Graphic Designers and Artists are in high demand, but with advancements in software and the growth of the internet, some fear that these jobs will die off.
The graphic arts have evolved over the centuries from a means of communicating to a few to communicating at the speed of light over the internet. Graphic design software has evolved as well into a more user-friendly interface, making graphic design more accessible to computer users with limited computer skills. With all of this user-friendliness, some people wonder if graphic design jobs will become obsolete.
Graphic artists or graphic designers are challenged to use creative ways to communicate ideas to large numbers of people, to make them understandable to a large variety of cultures, using color, texture and form. They conceptualize, plan, analyze and create visual representations of ideas or solutions to problems. They are usually asked to not just follow what others think up, but to create new ideas for old and new thinking and to constantly challenge the "normal" way of doing things to grab the attention of their target audience. With the ever-quickening pace of the world today, graphic designers face the challenge of being a couple of steps ahead of the times to anticipate what will be the next "big idea" in marketing and design.
The term "graphic art" covers more than putting text together with pictures and printing them.
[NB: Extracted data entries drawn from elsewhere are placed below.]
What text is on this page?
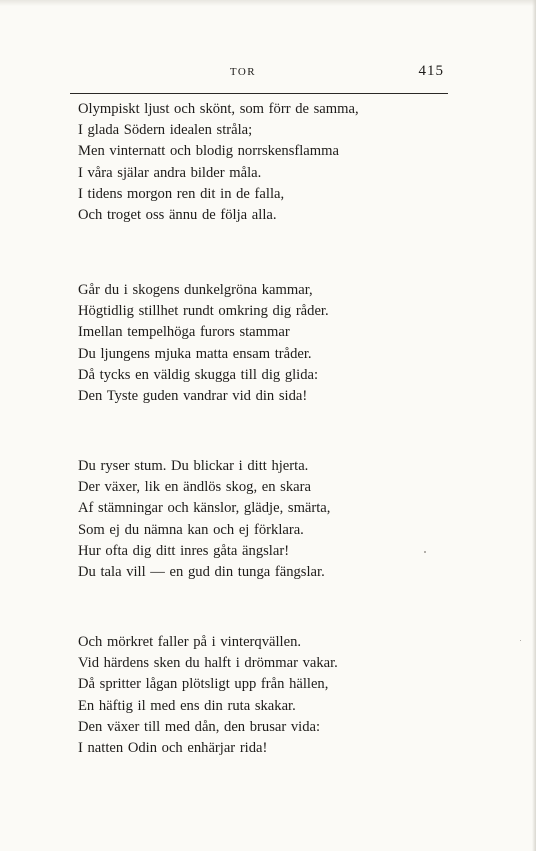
TOR	415
Olympiskt ljust och skönt, som förr de samma,
I glada Södern idealen stråla;
Men vinternatt och blodig norrskensflamma
I våra själar andra bilder måla.
I tidens morgon ren dit in de falla,
Och troget oss ännu de följa alla.
Går du i skogens dunkelgröna kammar,
Högtidlig stillhet rundt omkring dig råder.
Imellan tempelhöga furors stammar
Du ljungens mjuka matta ensam tråder.
Då tycks en väldig skugga till dig glida:
Den Tyste guden vandrar vid din sida!
Du ryser stum. Du blickar i ditt hjerta.
Der växer, lik en ändlös skog, en skara
Af stämningar och känslor, glädje, smärta,
Som ej du nämna kan och ej förklara.
Hur ofta dig ditt inres gåta ängslar!
Du tala vill — en gud din tunga fängslar.
Och mörkret faller på i vinterqvällen.
Vid härdens sken du halft i drömmar vakar.
Då spritter lågan plötsligt upp från hällen,
En häftig il med ens din ruta skakar.
Den växer till med dån, den brusar vida:
I natten Odin och enhärjar rida!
The profession of Graphic Design covers printing on paper used for various forms of communication, fabric used in clothing, wall covering, and on billboards, signs, illustrations for books, package design, graphics for cars, buses, trains, planes, visual design, backgrounds, textures, advertisements in all media, web design, software, animations, and a host of other areas. Each medium requires various types of job skills and levels of those skills to complete.
The first known graphic artists were cave dwellers who wanted a way to "advertise" their adventures to other people in their clan. As time progressed and civilization evolved, artists were hired to draw and engrave materials and to paint them by hand and later to use engravings to leave impressions of ink onto material or paper.
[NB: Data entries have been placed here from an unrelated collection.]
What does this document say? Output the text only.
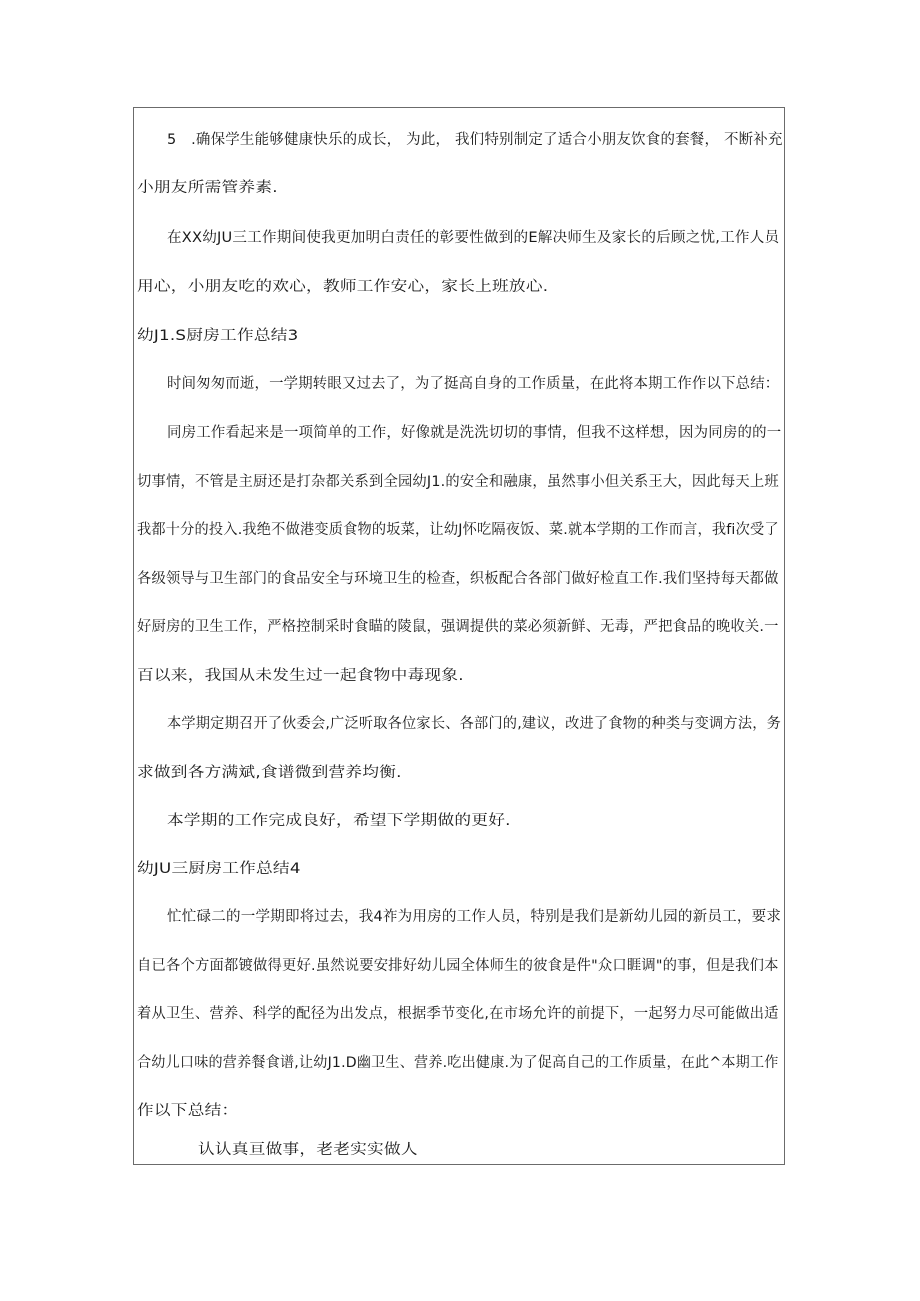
5　.确保学生能够健康快乐的成长， 为此， 我们特别制定了适合小朋友饮食的套餐， 不断补充
小朋友所需管养素.
在XX幼JU三工作期间使我更加明白责任的彰要性做到的E解决师生及家长的后顾之忧,工作人员
用心，小朋友吃的欢心，教师工作安心，家长上班放心.
幼J1.S厨房工作总结3
时间匆匆而逝，一学期转眼又过去了，为了挺高自身的工作质量，在此将本期工作作以下总结：
同房工作看起来是一项简单的工作，好像就是洗洗切切的事情，但我不这样想，因为同房的的一
切事情，不管是主厨还是打杂都关系到全园幼J1.的安全和融康，虽然事小但关系王大，因此每天上班
我都十分的投入.我绝不做港变质食物的坂菜，让幼J怀吃隔夜饭、菜.就本学期的工作而言，我fi次受了
各级领导与卫生部门的食品安全与环境卫生的检查，织板配合各部门做好检直工作.我们坚持每天都做
好厨房的卫生工作，严格控制采时食瞄的陵鼠，强调提供的菜必须新鲜、无毒，严把食品的晚收关.一
百以来，我国从未发生过一起食物中毒现象.
本学期定期召开了伙委会,广泛听取各位家长、各部门的,建议，改进了食物的种类与变调方法，务
求做到各方满斌,食谱微到营养均衡.
本学期的工作完成良好，希望下学期做的更好.
幼JU三厨房工作总结4
忙忙碌二的一学期即将过去，我4祚为用房的工作人员，特别是我们是新幼儿园的新员工，要求
自已各个方面都镀做得更好.虽然说要安排好幼儿园全体师生的彼食是件"众口睚调"的事，但是我们本
着从卫生、营养、科学的配径为出发点，根据季节变化,在市场允许的前提下，一起努力尽可能做出适
合幼儿口味的营养餐食谱,让幼J1.D幽卫生、营养.吃出健康.为了促高自己的工作质量，在此^本期工作
作以下总结：
认认真亘做事，老老实实做人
In 1439 Johannes Gutenberg invented the first printing press, making the mass production of printed materials more common. Since that time and through huge advancements in technology, graphic art has become a profession that is in high demand for the printing industry with graphic artists and designers producing files that print business cards, letterheads, brochures, magazines, newspapers and various means of communicating information.
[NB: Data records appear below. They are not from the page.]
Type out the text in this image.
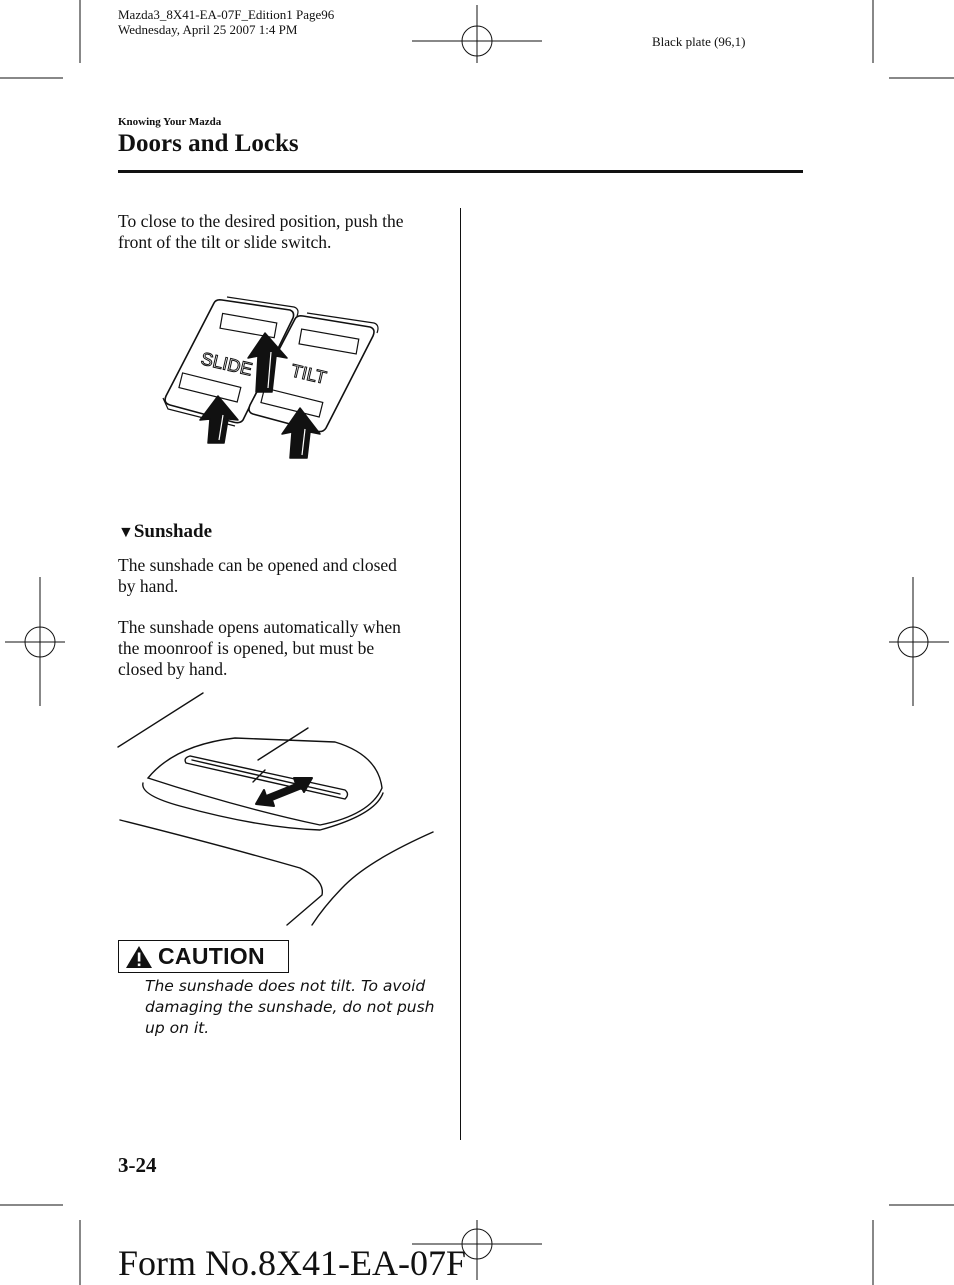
Mazda3_8X41-EA-07F_Edition1 Page96
Wednesday, April 25 2007 1:4 PM
Black plate (96,1)
Knowing Your Mazda
Doors and Locks
To close to the desired position, push the
front of the tilt or slide switch.
SLIDE TILT
▼Sunshade
The sunshade can be opened and closed
by hand.
The sunshade opens automatically when
the moonroof is opened, but must be
closed by hand.
CAUTION
The sunshade does not tilt. To avoid
damaging the sunshade, do not push
up on it.
3-24
Form No.8X41-EA-07F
In 175 A.D., the emperor of China wanted to have the six main classics of Confucianism carved in stone. Years later, during the second through eighth centuries, Buddhists made charcoal rubbings of these carved texts to have a personal copy for their own study. This is the earliest known example of printing.
People soon realized that if they carved the stone with raised letters and in mirror image of what they wanted, they could put ink on the raised areas and press materials against it to produce clearer, more easily read pieces. Over the next few centuries, graphic design moved from stone to printed books, woodcuts and movable type, all of which required the aid of trained professionals to design the type and art that went along with it.
Since the 1980s and 1990s, as computers and internet usage became more popular, graphic artists' jobs have changed considerably. Graphic Designers are challenged each year as more software and hardware is developed that must be purchased and mastered. Integration of the digital age with printed material is being made quickly but has had its challenges. Computers and specialized software have created a whole new set of graphic art jobs involving web design as well as software and video game development.
The future of the graphic art industry will change considerably over the next few decades and the titles of those people doing the jobs in the industry will most certainly change along with it, but the need for communicating ideas to large numbers of people will always be a necessity. Marketing and media have a constant need for people who are able to create and communicate ideas and as long as this need continues, graphic designers will continue to be in demand.